Leo Herzenstein, Middle East Analyst at Business Monitor International in London, does not expect any substantial result from the conference.
First of all, it is will not necessarily take place, given that the opposition is not likely to participate. Moreover, the opposition does not have control and legitimacy on the territory. Many rebel groups do not recognize it as legitimate. It does not represent some of the more radical Islamist groups in the country, such as the al-Nusra front.
At the same time, the opposition says it would only participate only in case Assad leaves power and the regime is definitely not willing to do so. The regime itself doesn’t sincerely want to go to the negotiating table with people it considers terrorists. The regime is only willing to participate as it sees this as an opportunity to show that it is trying to do something. But clearly, in my view, there is no sincere intention of the Assad’s regime to come to the negotiating table at this point.
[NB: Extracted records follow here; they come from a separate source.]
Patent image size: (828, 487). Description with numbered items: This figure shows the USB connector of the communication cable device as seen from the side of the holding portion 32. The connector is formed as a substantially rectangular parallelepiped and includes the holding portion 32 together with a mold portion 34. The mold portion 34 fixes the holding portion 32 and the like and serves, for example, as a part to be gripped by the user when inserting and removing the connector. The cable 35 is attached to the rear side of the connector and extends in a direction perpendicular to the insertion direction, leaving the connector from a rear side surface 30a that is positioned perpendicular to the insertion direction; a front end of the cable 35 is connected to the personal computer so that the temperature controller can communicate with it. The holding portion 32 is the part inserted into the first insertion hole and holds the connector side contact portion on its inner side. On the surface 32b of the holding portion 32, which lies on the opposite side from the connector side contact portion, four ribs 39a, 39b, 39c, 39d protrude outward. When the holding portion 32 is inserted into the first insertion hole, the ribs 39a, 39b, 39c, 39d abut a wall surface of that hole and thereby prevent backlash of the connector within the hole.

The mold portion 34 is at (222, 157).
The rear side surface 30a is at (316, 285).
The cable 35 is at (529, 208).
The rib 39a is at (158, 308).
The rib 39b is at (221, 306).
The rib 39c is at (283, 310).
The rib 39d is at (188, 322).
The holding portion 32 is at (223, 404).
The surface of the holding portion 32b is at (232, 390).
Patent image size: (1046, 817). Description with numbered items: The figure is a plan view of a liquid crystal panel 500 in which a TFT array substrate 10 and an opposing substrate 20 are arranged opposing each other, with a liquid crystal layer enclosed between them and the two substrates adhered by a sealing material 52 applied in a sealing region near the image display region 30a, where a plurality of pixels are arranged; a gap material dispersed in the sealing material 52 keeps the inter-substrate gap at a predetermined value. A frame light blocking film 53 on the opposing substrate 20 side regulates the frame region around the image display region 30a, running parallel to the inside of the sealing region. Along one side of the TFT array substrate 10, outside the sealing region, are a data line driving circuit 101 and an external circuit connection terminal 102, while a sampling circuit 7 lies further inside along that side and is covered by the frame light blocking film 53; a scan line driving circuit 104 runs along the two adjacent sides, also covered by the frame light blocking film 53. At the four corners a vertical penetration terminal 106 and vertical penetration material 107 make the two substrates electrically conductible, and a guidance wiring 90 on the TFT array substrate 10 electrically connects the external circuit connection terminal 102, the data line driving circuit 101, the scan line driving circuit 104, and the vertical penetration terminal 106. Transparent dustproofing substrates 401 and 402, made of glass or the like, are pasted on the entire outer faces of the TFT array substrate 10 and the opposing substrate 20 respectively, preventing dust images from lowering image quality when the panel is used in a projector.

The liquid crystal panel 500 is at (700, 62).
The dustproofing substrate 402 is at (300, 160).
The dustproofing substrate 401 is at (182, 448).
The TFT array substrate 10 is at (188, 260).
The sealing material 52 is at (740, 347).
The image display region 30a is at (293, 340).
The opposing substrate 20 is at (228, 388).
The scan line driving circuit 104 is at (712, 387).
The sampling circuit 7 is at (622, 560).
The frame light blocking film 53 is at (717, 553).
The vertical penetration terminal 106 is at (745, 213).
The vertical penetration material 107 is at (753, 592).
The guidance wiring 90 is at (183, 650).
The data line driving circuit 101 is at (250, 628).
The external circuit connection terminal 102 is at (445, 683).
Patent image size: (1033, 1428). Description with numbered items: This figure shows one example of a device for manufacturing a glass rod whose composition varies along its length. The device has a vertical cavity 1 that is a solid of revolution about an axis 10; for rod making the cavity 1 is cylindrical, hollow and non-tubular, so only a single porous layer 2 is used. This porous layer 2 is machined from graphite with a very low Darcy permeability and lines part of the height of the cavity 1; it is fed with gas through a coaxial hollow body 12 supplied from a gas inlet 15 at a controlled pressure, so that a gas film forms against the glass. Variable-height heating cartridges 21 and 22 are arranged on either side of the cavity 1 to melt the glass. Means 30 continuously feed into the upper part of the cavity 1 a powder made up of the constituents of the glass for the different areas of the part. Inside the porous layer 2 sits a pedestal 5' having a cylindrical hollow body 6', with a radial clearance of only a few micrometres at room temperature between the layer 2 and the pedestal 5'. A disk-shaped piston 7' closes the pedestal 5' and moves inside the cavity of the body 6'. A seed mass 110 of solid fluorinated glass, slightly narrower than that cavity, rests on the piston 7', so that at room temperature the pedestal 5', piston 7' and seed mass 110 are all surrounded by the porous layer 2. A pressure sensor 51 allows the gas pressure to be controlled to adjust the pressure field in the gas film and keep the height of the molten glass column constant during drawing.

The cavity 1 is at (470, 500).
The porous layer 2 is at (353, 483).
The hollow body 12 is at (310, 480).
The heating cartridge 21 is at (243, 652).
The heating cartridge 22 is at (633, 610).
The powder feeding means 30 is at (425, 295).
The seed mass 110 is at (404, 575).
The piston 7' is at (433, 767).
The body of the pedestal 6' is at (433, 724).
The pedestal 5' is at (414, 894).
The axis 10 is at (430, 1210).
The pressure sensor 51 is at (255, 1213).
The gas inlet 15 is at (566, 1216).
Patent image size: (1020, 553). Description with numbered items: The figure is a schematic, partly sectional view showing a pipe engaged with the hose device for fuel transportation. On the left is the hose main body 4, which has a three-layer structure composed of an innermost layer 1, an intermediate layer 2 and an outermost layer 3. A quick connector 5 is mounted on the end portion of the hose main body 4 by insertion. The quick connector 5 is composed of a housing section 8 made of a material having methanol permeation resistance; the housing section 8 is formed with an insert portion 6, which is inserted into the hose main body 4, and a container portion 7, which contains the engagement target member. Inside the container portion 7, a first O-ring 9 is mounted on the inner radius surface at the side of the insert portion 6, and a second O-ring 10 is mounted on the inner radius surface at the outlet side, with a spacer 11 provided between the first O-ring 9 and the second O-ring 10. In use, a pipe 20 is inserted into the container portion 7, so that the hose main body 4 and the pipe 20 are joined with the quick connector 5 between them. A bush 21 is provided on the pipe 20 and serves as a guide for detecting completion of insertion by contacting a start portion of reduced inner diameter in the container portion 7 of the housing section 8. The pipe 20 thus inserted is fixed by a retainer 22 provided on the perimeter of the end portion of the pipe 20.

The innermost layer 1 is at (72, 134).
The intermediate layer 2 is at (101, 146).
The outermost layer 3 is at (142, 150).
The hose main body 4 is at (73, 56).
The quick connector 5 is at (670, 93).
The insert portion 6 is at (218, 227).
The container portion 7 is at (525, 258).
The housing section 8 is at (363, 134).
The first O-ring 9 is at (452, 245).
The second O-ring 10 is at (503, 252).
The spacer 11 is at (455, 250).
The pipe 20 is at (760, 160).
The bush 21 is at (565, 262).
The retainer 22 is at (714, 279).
He also sees no prospects for stabilization in the country for the next 2 or 3 years.
I believe that the European plans are not likely to have a short term impact. First of all, no European country wants to send any military aid, which is offensive, over the next months. The EU initiative was more of a message to Russia and Syria that they are ready to step up efforts.
However, I think that we are at a turning point in the conflict and the proxy war nature of the conflict will become more intense. We have seen a very clear message from Hezbollah that it is not going to leave Assad alone. Russia has been very strong in its support, and Iran as well. On the other side there is the US that is encountering strong pressure to act, even though Washington is not willing to invest a lot of resources.
I think there are two big outcomes form the recent events which will only reaffirm what we have been seeing over the past years. First, the spillover effect will become more intense. This will threaten stability in the region, especially in the neighbouring countries such as Iraq or Lebanon, especially countries with a large Shia population. And this insures that the ME will remain an unstable region for years to come.